Pincus M R, Gerewitz F, Schwartz R H, Scheraga H A
Proc Natl Acad Sci U S A. 1983 Jun;80(11):3297-300. doi: 10.1073/pnas.80.11.3297.
It has been shown that the minimal-length peptide having full stimulatory activity for pigeon cytochrome c-primed T cells from B10.A mice is composed of residues 88-103 of the moth (or 87-104 of the pigeon) sequence. However, to date, only residues 99-103(104)have been shown to be involved in contacting the T-cell receptor or the macrophage Ia molecule. Because the x-ray structure of tuna cytochrome c, and prior calculations on many homologous cytochrome c proteins, showed that segment 88-103(104) exists in the alpha-helical conformation, we postulate that residues 88-98 are necessary for maintaining the alpha-helical conformation of the COOH-terminal pentapeptide (99-103) involved in receptor recognition. To test this hypothesis, we have examined the conformational preferences of polypeptide segments from known antigenic regions near the carboxyl terminus of cytochrome c (pigeon, moth, and fly sequences) using conformational energy calculations for peptides in a nonpolar environment. We show here that fragments consisting of residues 88-91 and 94-98 of pigeon, moth, and fly cytochrome c have a strong alpha-helical preference, despite differences in sequence at residues 88-89 (Lys-Ala in pigeon, Ala-Asn in moth, and Pro-Asn in fly). In contrast, the tripeptide 91-93 (Arg-Ala-Asp) has a strong nonhelical preference. Furthermore, the COOH-terminal peptide 99-103 exists as a statistical coil. However, addition of residues 94-98 to residues 99-103 results in a peptide that has a strong preference for alpha-helix. From these computational results, we predict (i) that fragment 94-103, existing predominantly as an alpha-helix, should exhibit stimulatory activity and (ii) that the nonhelical peptide 91-93 can be deleted from fragment 88-103 without affecting its antigenicity. Both of these predictions have been borne out by experiments in which the two peptides were synthesized and shown to stimulate a T-cell proliferative response. These results establish a strong correlation between conformation (here, alpha-helix) and biological activity and suggest that T-cell activation is sensitive to the organized backbone structure that the antigen adopts in the nonpolar environment of the macrophage membrane or in the combining site of the T-cell receptor.
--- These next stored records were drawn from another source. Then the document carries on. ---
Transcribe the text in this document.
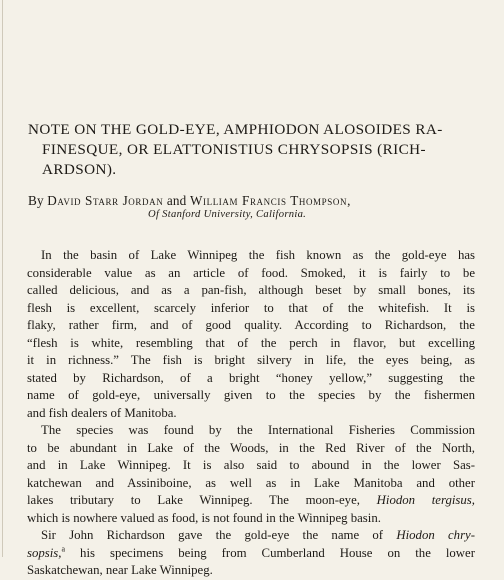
NOTE ON THE GOLD-EYE, AMPHIODON ALOSOIDES RA-
FINESQUE, OR ELATTONISTIUS CHRYSOPSIS (RICH-
ARDSON).
By David Starr Jordan and William Francis Thompson,
Of Stanford University, California.

In the basin of Lake Winnipeg the fish known as the gold-eye has
considerable value as an article of food. Smoked, it is fairly to be
called delicious, and as a pan-fish, although beset by small bones, its
flesh is excellent, scarcely inferior to that of the whitefish. It is
flaky, rather firm, and of good quality. According to Richardson, the
“flesh is white, resembling that of the perch in flavor, but excelling
it in richness.” The fish is bright silvery in life, the eyes being, as
stated by Richardson, of a bright “honey yellow,” suggesting the
name of gold-eye, universally given to the species by the fishermen
and fish dealers of Manitoba.

The species was found by the International Fisheries Commission
to be abundant in Lake of the Woods, in the Red River of the North,
and in Lake Winnipeg. It is also said to abound in the lower Sas-
katchewan and Assiniboine, as well as in Lake Manitoba and other
lakes tributary to Lake Winnipeg. The moon-eye, Hiodon tergisus,
which is nowhere valued as food, is not found in the Winnipeg basin.

Sir John Richardson gave the gold-eye the name of Hiodon chry-
sopsis,$^a$ his specimens being from Cumberland House on the lower
Saskatchewan, near Lake Winnipeg.
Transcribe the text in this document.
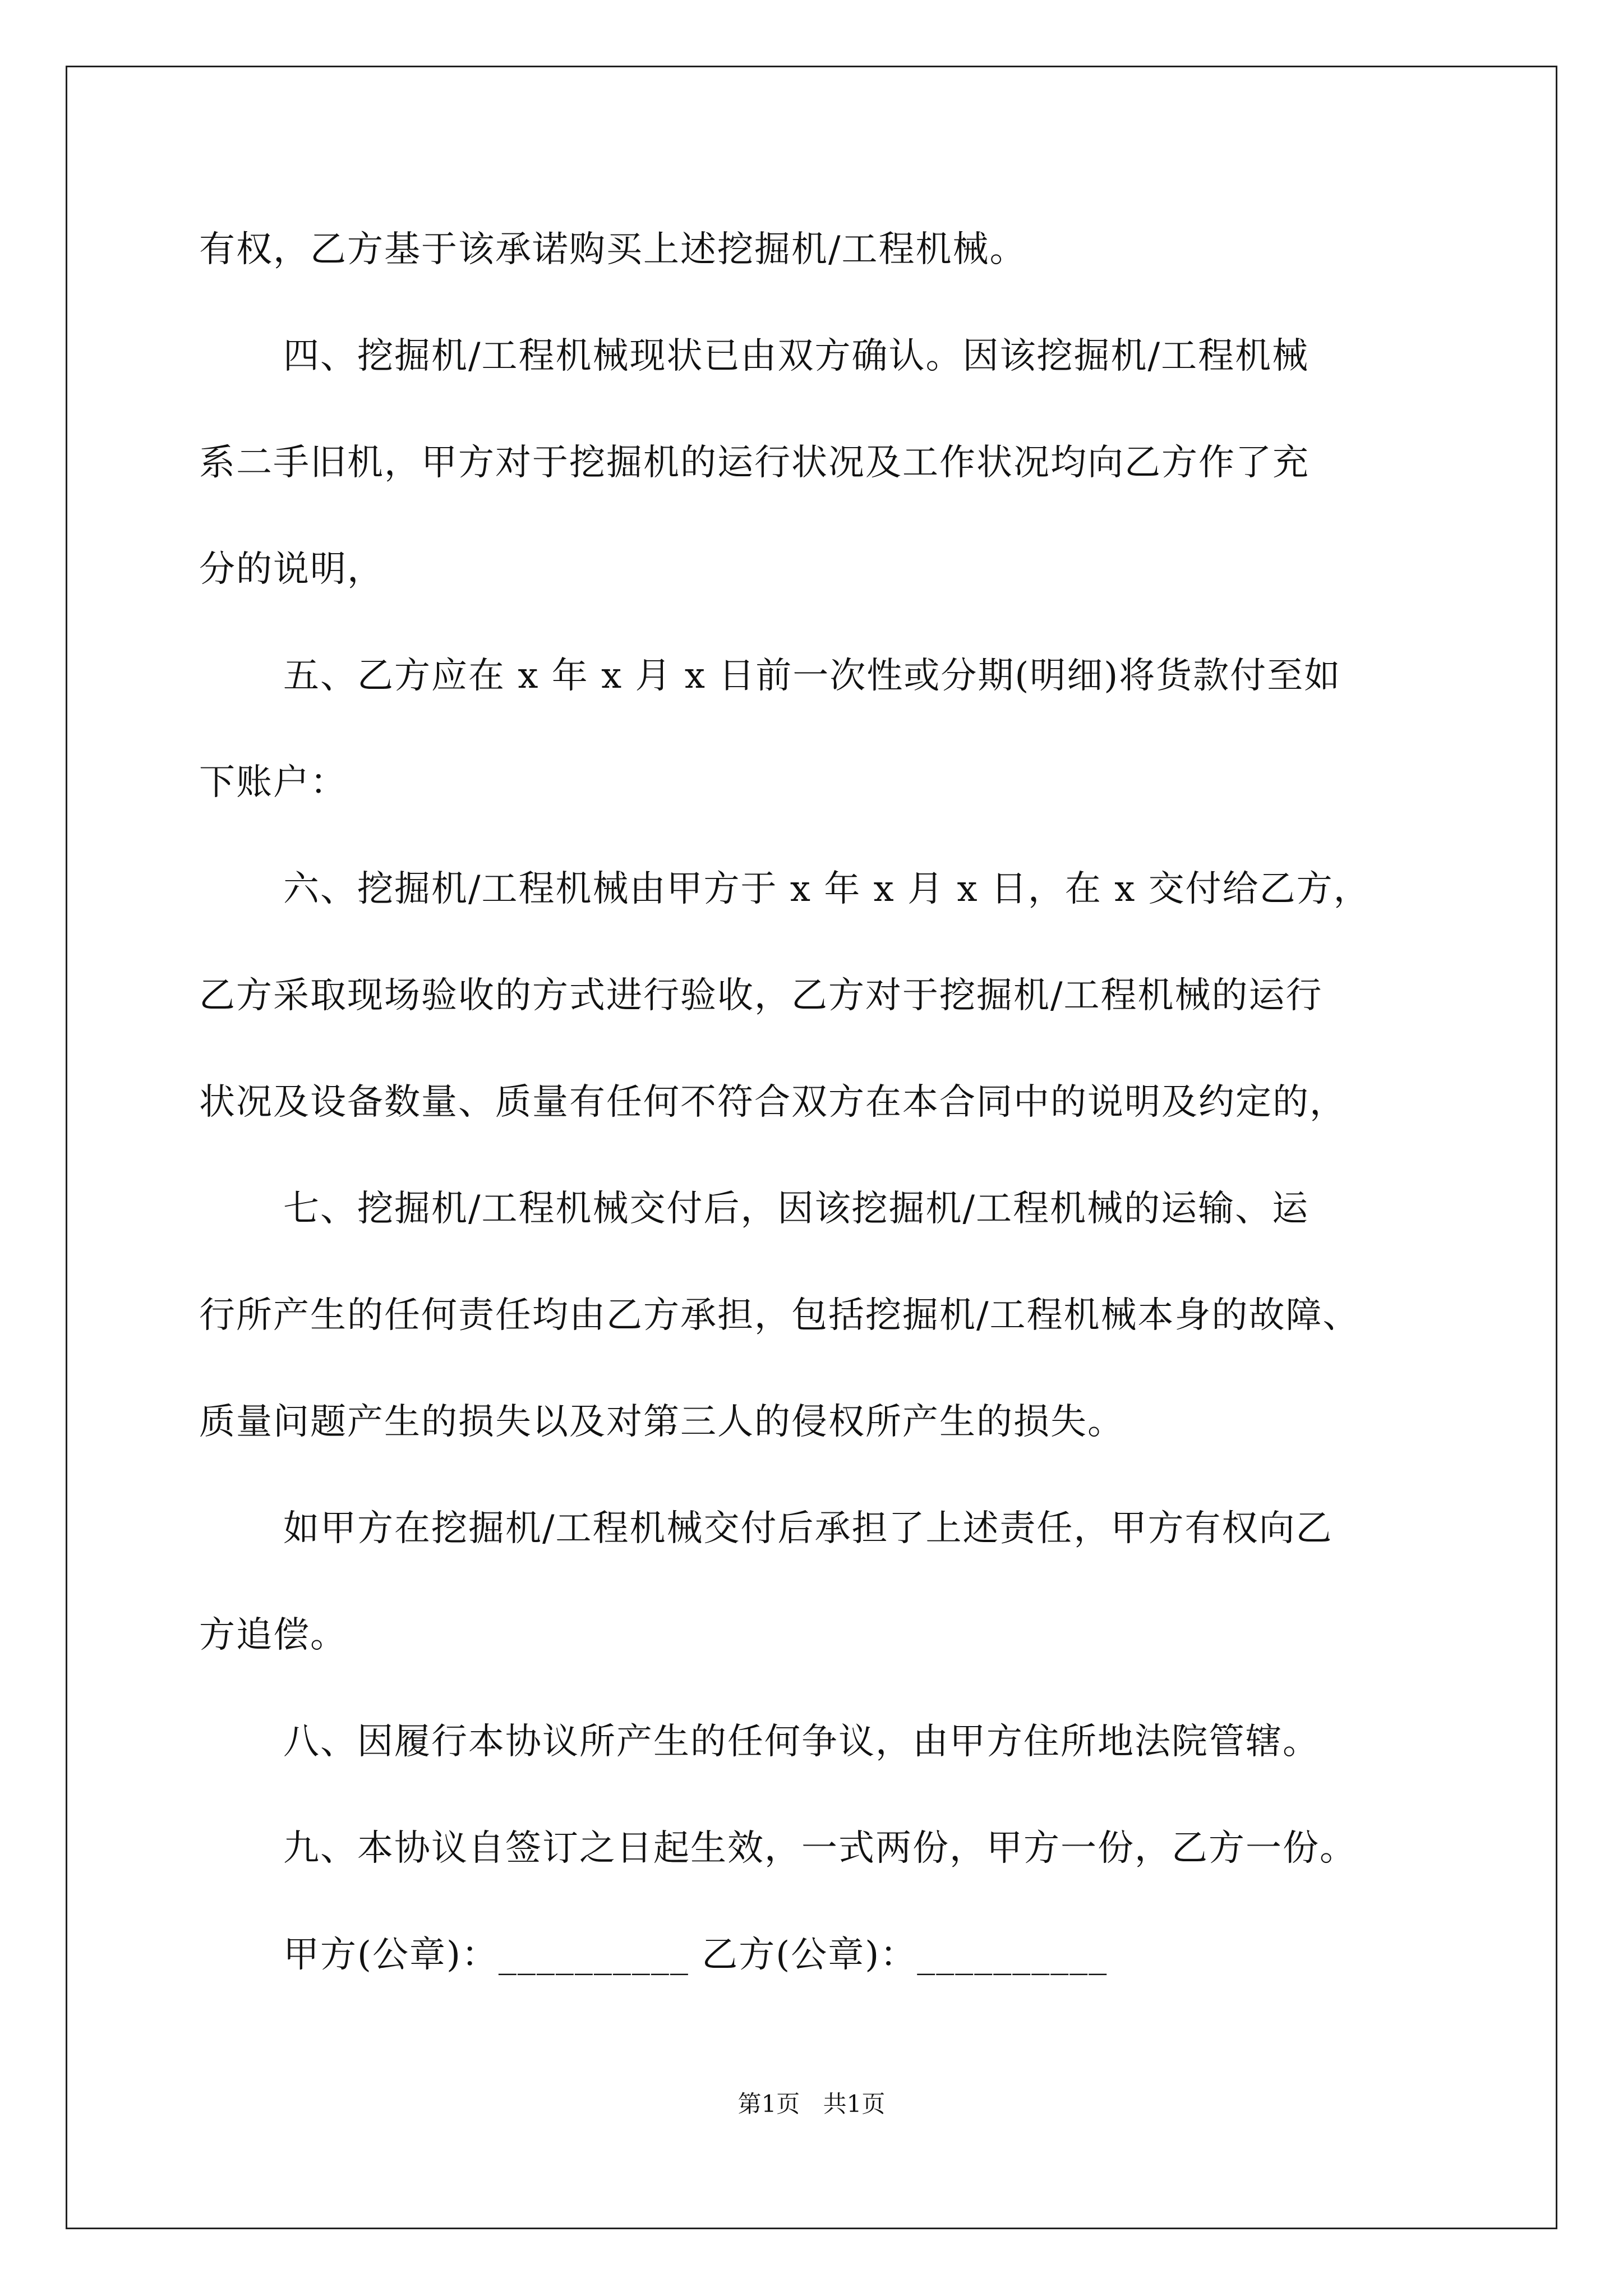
有权，乙方基于该承诺购买上述挖掘机/工程机械。
四、挖掘机/工程机械现状已由双方确认。因该挖掘机/工程机械
系二手旧机，甲方对于挖掘机的运行状况及工作状况均向乙方作了充
分的说明，
五、乙方应在 x 年 x 月 x 日前一次性或分期(明细)将货款付至如
下账户：
六、挖掘机/工程机械由甲方于 x 年 x 月 x 日，在 x 交付给乙方，
乙方采取现场验收的方式进行验收，乙方对于挖掘机/工程机械的运行
状况及设备数量、质量有任何不符合双方在本合同中的说明及约定的，
七、挖掘机/工程机械交付后，因该挖掘机/工程机械的运输、运
行所产生的任何责任均由乙方承担，包括挖掘机/工程机械本身的故障、
质量问题产生的损失以及对第三人的侵权所产生的损失。
如甲方在挖掘机/工程机械交付后承担了上述责任，甲方有权向乙
方追偿。
八、因履行本协议所产生的任何争议，由甲方住所地法院管辖。
九、本协议自签订之日起生效，一式两份，甲方一份，乙方一份。
甲方(公章)：__________ 乙方(公章)：__________
第1页 共1页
已表明,对来自B10.A小鼠的鸽细胞色素c致敏的T细胞具有完全刺激活性的最短长度肽由蛾序列的88 - 103位残基(或鸽序列的87 - 104位残基)组成。然而,迄今为止,仅99 - 103(104)位残基被证明参与与T细胞受体或巨噬细胞Ia分子的接触。因为金枪鱼细胞色素c的x射线结构以及之前对许多同源细胞色素c蛋白的计算表明,88 - 103(104)片段以α螺旋构象存在,我们推测88 - 98位残基对于维持参与受体识别的COOH末端五肽(99 - 103)的α螺旋构象是必需的。为了验证这一假设,我们使用非极性环境中肽的构象能量计算,研究了细胞色素c(鸽、蛾和果蝇序列)羧基末端附近已知抗原区域的多肽片段的构象偏好。我们在此表明,由鸽、蛾和果蝇细胞色素c的88 - 91位残基和94 - 98位残基组成的片段具有很强的α螺旋偏好,尽管88 - 89位残基的序列存在差异(鸽中为Lys - Ala,蛾中为Ala - Asn,果蝇中为Pro - Asn)。相反,三肽91 - 93(Arg - Ala - Asp)具有很强的非螺旋偏好。此外,COOH末端肽99 - 103以统计卷曲形式存在。然而,将94 - 98位残基添加到99 - 103位残基上会产生一种对α螺旋有强烈偏好的肽。从这些计算结果中,我们预测:(i)主要以α螺旋形式存在的94 - 103片段应具有刺激活性;(ii)非螺旋肽91 - 93可以从88 - 103片段中删除而不影响其抗原性。这两个预测都已通过实验得到证实,在实验中合成了这两种肽并显示它们能刺激T细胞增殖反应。这些结果在构象(此处为α螺旋)与生物活性之间建立了很强的相关性,并表明T细胞活化对抗原在巨噬细胞膜的非极性环境或T细胞受体结合位点所采用的有组织的主链结构敏感。